Tampa didn't make it as an MLS market, but back in the day it was as big or bigger than NASL markets such as Seattle or Portland that have become huge hits in MLS. A lot of the credit goes to the
the former Tampa Tribune sports editor Tom McEwen, who died Sunday at the age of 88. When soccer-bashing was the rule rather than the exception, McEwen was
influential as one of the first members of the sports media establishment to support soccer.
McEwen is best known for support of the NFL Buccaneers, who played their first season in 1976, but a year earlier Tampa welcomed the Rowdies. All they did in their first season was win the Soccer Bowl, the NASL's championship game.

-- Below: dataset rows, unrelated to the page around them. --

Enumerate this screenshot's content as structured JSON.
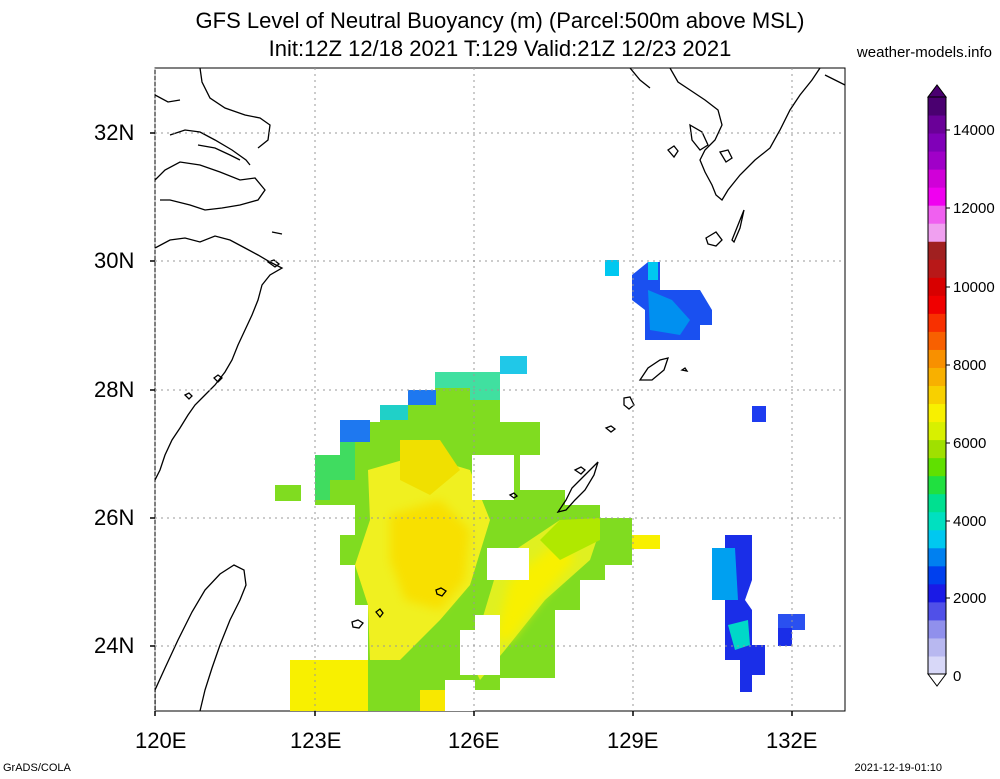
{
  "title": {
    "line1": "GFS Level of Neutral Buoyancy (m) (Parcel:500m above MSL)",
    "line2": "Init:12Z 12/18 2021 T:129 Valid:21Z 12/23 2021"
  },
  "site": "weather-models.info",
  "footer": {
    "left": "GrADS/COLA",
    "right": "2021-12-19-01:10"
  },
  "axes": {
    "lat_labels": [
      "32N",
      "30N",
      "28N",
      "26N",
      "24N"
    ],
    "lon_labels": [
      "120E",
      "123E",
      "126E",
      "129E",
      "132E"
    ]
  },
  "colorbar": {
    "labels": [
      "14000",
      "12000",
      "10000",
      "8000",
      "6000",
      "4000",
      "2000",
      "0"
    ],
    "colors": [
      "#d8d8f8",
      "#b8b8f0",
      "#9090ec",
      "#5050e8",
      "#1a1ae6",
      "#0040ee",
      "#0080f0",
      "#00c8f0",
      "#00e0c0",
      "#00e090",
      "#20e040",
      "#60e000",
      "#a0e000",
      "#d8f000",
      "#f8f000",
      "#f8d000",
      "#f8b000",
      "#f89000",
      "#f86000",
      "#f83000",
      "#f00000",
      "#d80000",
      "#b81818",
      "#a02020",
      "#f0a0f0",
      "#f060f0",
      "#f000f0",
      "#d000d8",
      "#a000c8",
      "#8000b8",
      "#6a0098",
      "#4a0070"
    ]
  },
  "map": {
    "region": "East China Sea",
    "lon_range": [
      120,
      133
    ],
    "lat_range": [
      23,
      33
    ],
    "grid": "dotted"
  }
}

The Rowdies could have been buried by the Buccaneers, but they took off in Tampa, thanks to their carefree attitude.
"The Rowdies are a kick in the grass" was their motto, and it stuck.
They stood out with their green and gold uniforms and charismatic players like Rodney Marsh, dubbed the "Clown Prince."
Until the late 1970s, before cable television and the Internet, the sports editors of local newspapers wielded considerable count. They not only covered the story, they were often part of the story.
McEwen was one of the giants, legendary for his friendship with players and owners alike.
Ted Williams hated sportswriters but he liked McEwen.
McEwen once gave then-San Francisco 49ers owner Eddie DeBartolo access to his hotel room so he could secretly sign Bill Walsh to coach his NFL team.
Los Angeles Times sports columnist Jim Murray once quipped, "Tom has been more important to Tampa than cigars."
McEwen not only helped bring soccer and pro football to Tampa, he helped bring MLB and the NHL to Florida's West Coast.
The NFL, MLB and the NHL would have thrived whether or not they ever stopped in Tampa, but soccer's early success in Tampa was essential to the (fleeting) success the NASL enjoyed.
Today, few sports editors at major papers have the time to write, but in his day, McEwen cranked out six columns a week and a letters-to-the-editor column on Sunday.
His coverage of the Rowdies in his "The Morning After" column gave them legitimacy when legitimacy was everything for soccer.
And for that, soccer fans in Tampa and elsewhere owe Tom McEwen a tip of the hat.